Keywords: psychoanalysis; faith; return of the religious; atheism.
Escrevo como um psicanalista praticante que aqui se arrisca a teologizar como um
leigo. É deste lugar, entre esses dois campos que me concernem, que tento expor algumas
considerações sobre a complexa relação entre psicanálise e fé. Dado a amplitude do
assunto, a complexidade das duas disciplinas e o vasto campo de investigação que se abre
à medida que nele penetramos, só poderei aqui dar início a um trabalho que deverá
continuar em outras possíveis publicações.
3
Introdução
Na atualidade, constatamos com surpresa o retorno do religioso, de questões
relativas à fé, ou, de maneira geral, dos assuntos ligados à espiritualidade. Desacreditando
os profetas que proclamavam “a morte de Deus”, ou a morte da dimensão religiosa no ser
humano, deparamo-nos, hoje, com uma nova paisagem religiosa que se apresenta, apesar
das nuances, em todos os países do globo. Poderíamos descrevê-la assim: crescente
desinteresse pelas formas religiosas institucionalizadas, busca de religiosidade de maneira
individual e utilitarista, misticismo difuso, eclético, esotérico, denominada “Nova Era” e
unindo-se a isto, um re-encantamento da natureza. Não faltam ainda, no quadro geral,
fortes reações fundamentalistas e integristas.1 Sobressaem, no mundo evangélico, duas
ondas que invadem o mundo: o pentecostalismo e o neopentecostalismo.

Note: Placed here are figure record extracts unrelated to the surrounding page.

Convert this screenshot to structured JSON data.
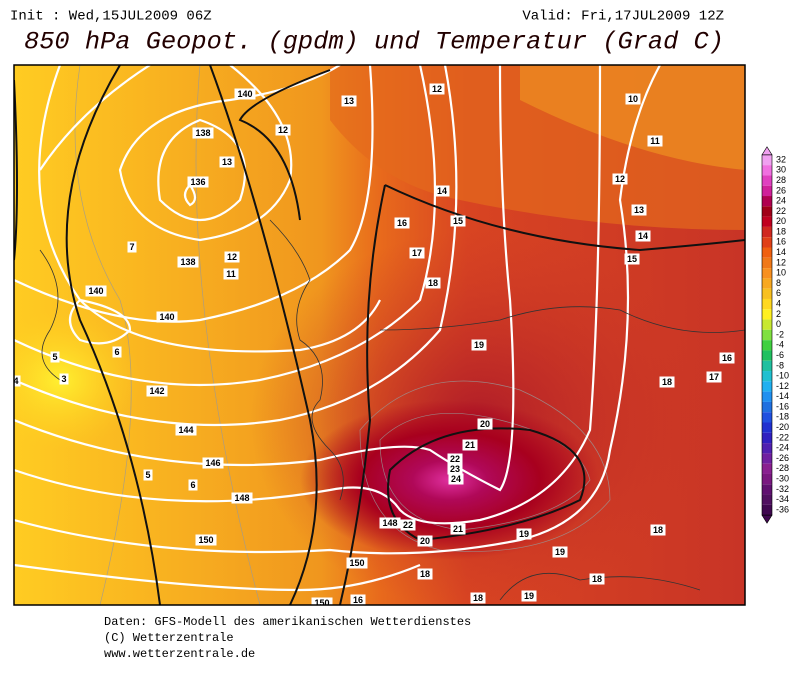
{
  "header": {
    "init": "Init : Wed,15JUL2009 06Z",
    "valid": "Valid: Fri,17JUL2009 12Z",
    "title": "850 hPa Geopot. (gpdm) und Temperatur (Grad C)"
  },
  "contour_labels": [
    "140",
    "12",
    "13",
    "12",
    "10",
    "11",
    "138",
    "13",
    "136",
    "14",
    "15",
    "12",
    "13",
    "14",
    "15",
    "7",
    "138",
    "12",
    "11",
    "16",
    "17",
    "18",
    "140",
    "140",
    "6",
    "5",
    "3",
    "4",
    "142",
    "19",
    "16",
    "18",
    "17",
    "144",
    "20",
    "21",
    "22",
    "23",
    "24",
    "146",
    "5",
    "148",
    "6",
    "148",
    "22",
    "21",
    "20",
    "19",
    "18",
    "150",
    "19",
    "150",
    "18",
    "18",
    "150",
    "16",
    "18",
    "19"
  ],
  "colorbar": {
    "labels": [
      32,
      30,
      28,
      26,
      24,
      22,
      20,
      18,
      16,
      14,
      12,
      10,
      8,
      6,
      4,
      2,
      0,
      -2,
      -4,
      -6,
      -8,
      -10,
      -12,
      -14,
      -16,
      -18,
      -20,
      -22,
      -24,
      -26,
      -28,
      -30,
      -32,
      -34,
      -36
    ]
  },
  "footer": [
    "Daten: GFS-Modell des amerikanischen Wetterdienstes",
    "(C) Wetterzentrale",
    "www.wetterzentrale.de"
  ]
}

Seja por causa da imensa relativização da qual padece nossa civilização atual, seja
em função da sua contrapartida, os fundamentalismos e suas temíveis ações, a religião,
sua importância e seus efeitos, ganham novamente lugar nas conversas em nossa vida
cotidiana e nos debates entre intelectuais, cientistas e homens de fé.
A psicanálise sempre atenta ao dinamismo da cultura, conhecedora que é dos
efeitos que as mudanças na civilização produzem nos modos de um sujeito representar-se
e se satisfazer, não poderia deixar de se afetar por este novo ambiente e, mais uma vez,
como no tempo de Freud, recoloca-se no seio do debate, desde seu saber e sua
experiência.
Chega assim um tempo oportuno para reconsiderar e resituar o velho problema
entre psicanálise e fé, não só à partir das novas perspectivas oferecidas pela psicanálise
de orientação lacaniana, mas também pelas vias abertas e oferecidas por uma teologia
viva e esclarecida que hoje se faz presente e acessível ao leitor interessado.

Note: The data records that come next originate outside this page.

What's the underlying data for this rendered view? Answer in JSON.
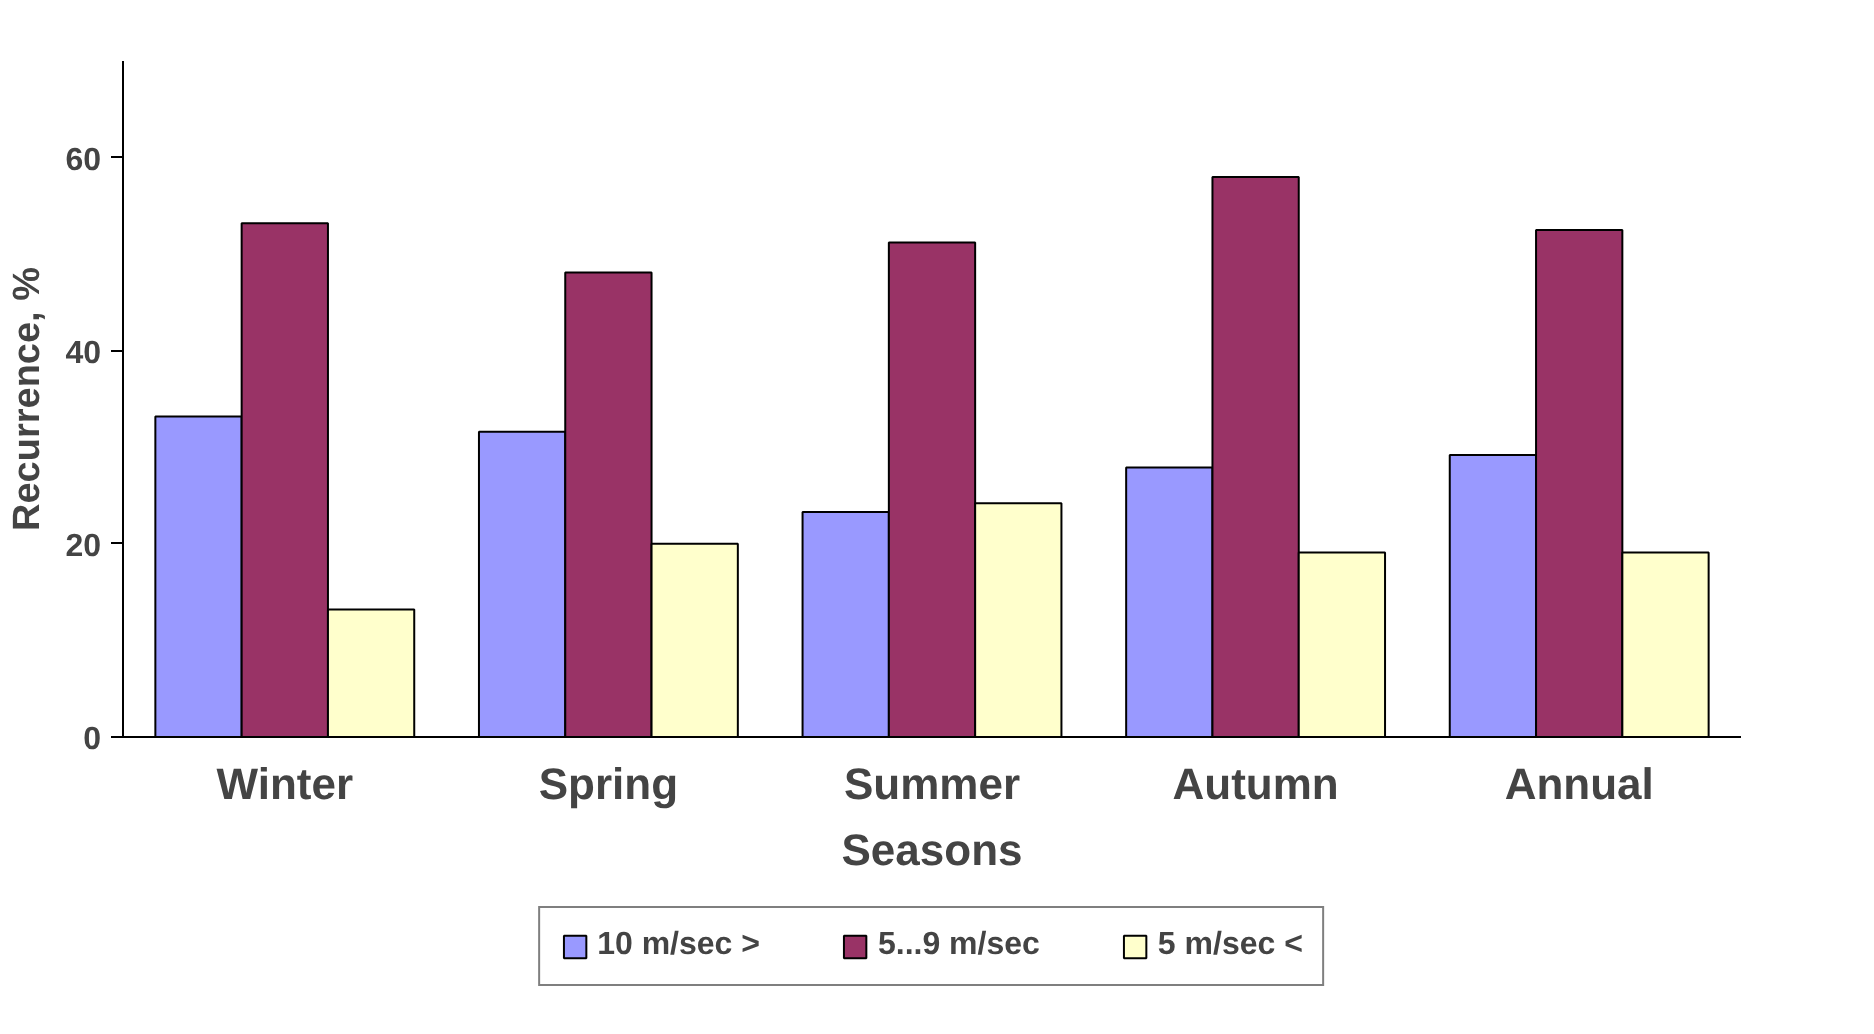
{
  "chart_data": {
    "type": "bar",
    "xlabel": "Seasons",
    "ylabel": "Recurrence, %",
    "categories": [
      "Winter",
      "Spring",
      "Summer",
      "Autumn",
      "Annual"
    ],
    "series": [
      {
        "name": "10 m/sec >",
        "color": "#9999ff",
        "values": [
          33.2,
          31.6,
          23.3,
          27.9,
          29.2
        ]
      },
      {
        "name": "5...9 m/sec",
        "color": "#993366",
        "values": [
          53.2,
          48.1,
          51.2,
          58,
          52.5
        ]
      },
      {
        "name": "5 m/sec <",
        "color": "#ffffcc",
        "values": [
          13.2,
          20,
          24.2,
          19.1,
          19.1
        ]
      }
    ],
    "ylim": [
      0,
      70
    ],
    "yticks": [
      0,
      20,
      40,
      60
    ],
    "grid": false,
    "legend": "bottom"
  }
}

O que proponho neste trabalho é que possamos reabrir a conversa entre
psicanálise e fé, me concentrando, sobretudo, na relação entre a psicanálise e o ateísmo.
Espera-se que esta conversa possa fazer-nos repensar algumas posições já estabelecidas,
1 Ver sobre o assunto, LIBANIO, J. B. (2001) Crer num mundo de muitas crenças e pouca libertação. São Paulo: Siquiem Ediciones/Paulinas.
4
talvez tornadas clichês entre nós, sem que aqui tenhamos a pretensão de fechar–nos em
conclusões definitivas ou posições dogmáticas.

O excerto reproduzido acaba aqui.